- 15.01.2013 00:00
“Hiçbir Türk milliyetçisi, kardeşlerinin kendi yerel dillerinde şarkı söylemesine, birbirleriyle iletişim kurmasına karşı çıkmamıştır.”
MHP’nin Hasan Cemal’e verdiği “Allahsız gomunistler” edebiyatının bile beşinci sınıf bir örneği olabilecek hamasetten çok hamakata yakın cevaptan bir cümle bu.
İnsanda ilk okuduğunda “lütuf buyurdunuz, ne büyük cömertlik” diye dalga geçme hissi uyandıran bu cümlenin bir benzerini bundan 10 yıl önce Ahmet Kaya söylediğinde başına gelenleri düşünce insan sarsılıp bir duruyor.
Kültürel zenginliğimiz şifresiyle televizyondan bir saat Kürtçe şarkı, çiçek böcek belgeseli için fırtınalar kopalı, “Milli güvenlik sendromu, ne yaparsın” diye söylenen zamanın başbakanı bu adımları engelleyenleri tarif için uçaklarda gazetecilere el kol hareketleriyle general tarifleri yapalı öyle çok olmadı çünkü.
MHP bile yıllardır dağlarda gezdirdiği dağ Türklerini bir afla düz ovaya indirdi indirecek. Kürtlerin (tabii ki Kürtçe değil) “Kendi yerel dillerinde” iletişim kurmalarına ancak 2012 yılında aklı yatan MHP’nin 2100 yılında da sorunun çözümü için eğer halen yaşıyorsa Öcalan’la görüşmeye aklının yatacağını tahmin etmek zor değil.
Allah herkese aynı miktarda Zeitgeist (Zamanın ruhu) nasip etmiyor demek ki. İmparatorluk’tan herkesi kovan Türk milliyetçilerinin, inatla gitmeyip kalan Kürtlere 100 yıl gecikmeyle gösterdikleri bu engin hoşgörünün kıymetini bilmek lazım. Azcık daha geç kalsalardı, böle böle küçücük hâle getirdikleri Türkiye’den geriye Söğüt’te birkaç kıl çadırdan başka bir şey kalmayacaktı. “Bize Anadolu’yu yeniden fethettirmesinler” iddiasındaki bir partinin herhalde bu çok sevdikleri ülkenin bekasıyla ilgili bu sorunun çözümü için Şeyh Edebali, Dede Korkut, Mete Han gibi âkil adamlara yazdırdığı çözüm raporları vardır.
Herhalde dünya üzerinde ülkesinin bölünmesi için bu kadar kararlılıkla mücadele eden başka bir milliyetçilik de yoktur. Çakıl taşlarını vermedikleri memleketten dev kayaların kopup gitmesiyle pek ilgilenmeyen MHP’nin ruhen Orta Asya’dan Anadolu’ya dönüşü için herhalde büyük bir kuraklık daha yaşanması gerekiyor.

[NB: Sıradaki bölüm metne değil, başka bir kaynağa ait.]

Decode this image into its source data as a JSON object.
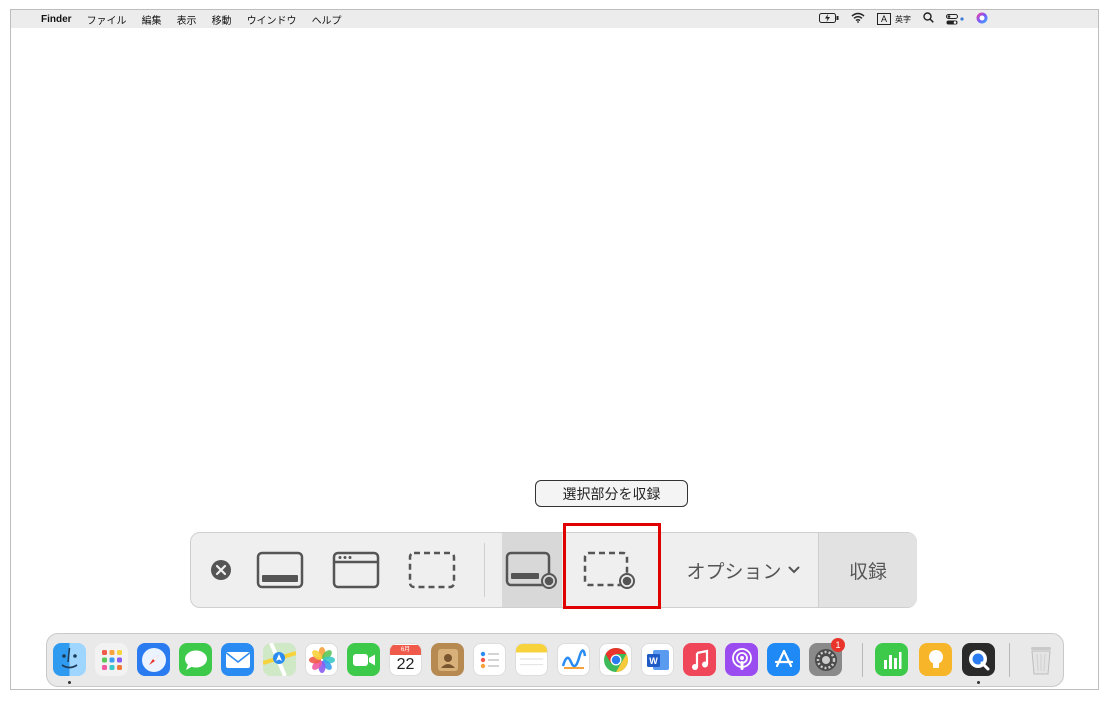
{
  "menubar": {
    "apple": "",
    "app_name": "Finder",
    "items": [
      "ファイル",
      "編集",
      "表示",
      "移動",
      "ウインドウ",
      "ヘルプ"
    ],
    "input_badge": "A",
    "input_mode": "英字"
  },
  "tooltip": {
    "text": "選択部分を収録"
  },
  "toolbar": {
    "options_label": "オプション",
    "record_label": "収録"
  },
  "dock": {
    "calendar_month": "6月",
    "calendar_day": "22",
    "settings_badge": "1"
  }
}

Bu yüzyılın başında Türkleri terk eden halklara gösterdikleri saygının yüzde birini, Türkleri bırakmayıp kalan Kürtlere gösterme basiretini gösterecek bir milliyetçiliğe utanmasam hasretiz diyeceğim. Sahiden emperyal kaygıları, milliyetçi dertleri olan bir partimiz olsa herhalde önce onlar Kürtleri Türkiye’de mutlu edip tutmak için seferber olurdu. Hani bunu akıl etmek için tarih bilgisine falan da gerek yok, her çarşamba akşamı Muhteşem Yüzyıl izlenerek bile elde edilebilecek bir emperyal vizyon bu: Büyük devletler, çok milletli olur. Milliyetçilik yapılacaksa onu da biz yaparız noktasının sınırlarına gelip dayandığımın farkındayım. Ama insan milliyetçiliğin bile bu kadar kötü yapılmasına tahammül edemiyor, böyle bir milliyetçiliğe bu büyük millet layık değil. (Buraya artık gülücük işareti lütfen.)
Ne diyelim: Allah ülkemizin birlik ve beraberliğini Türk milliyetçilerinin bölücü ve yıkıcı faaliyetlerinden muhafaza etsin. Allah birlik ve beraberliğimize kast eden bu Türk milliyetçilerine aman vermesin. Amin.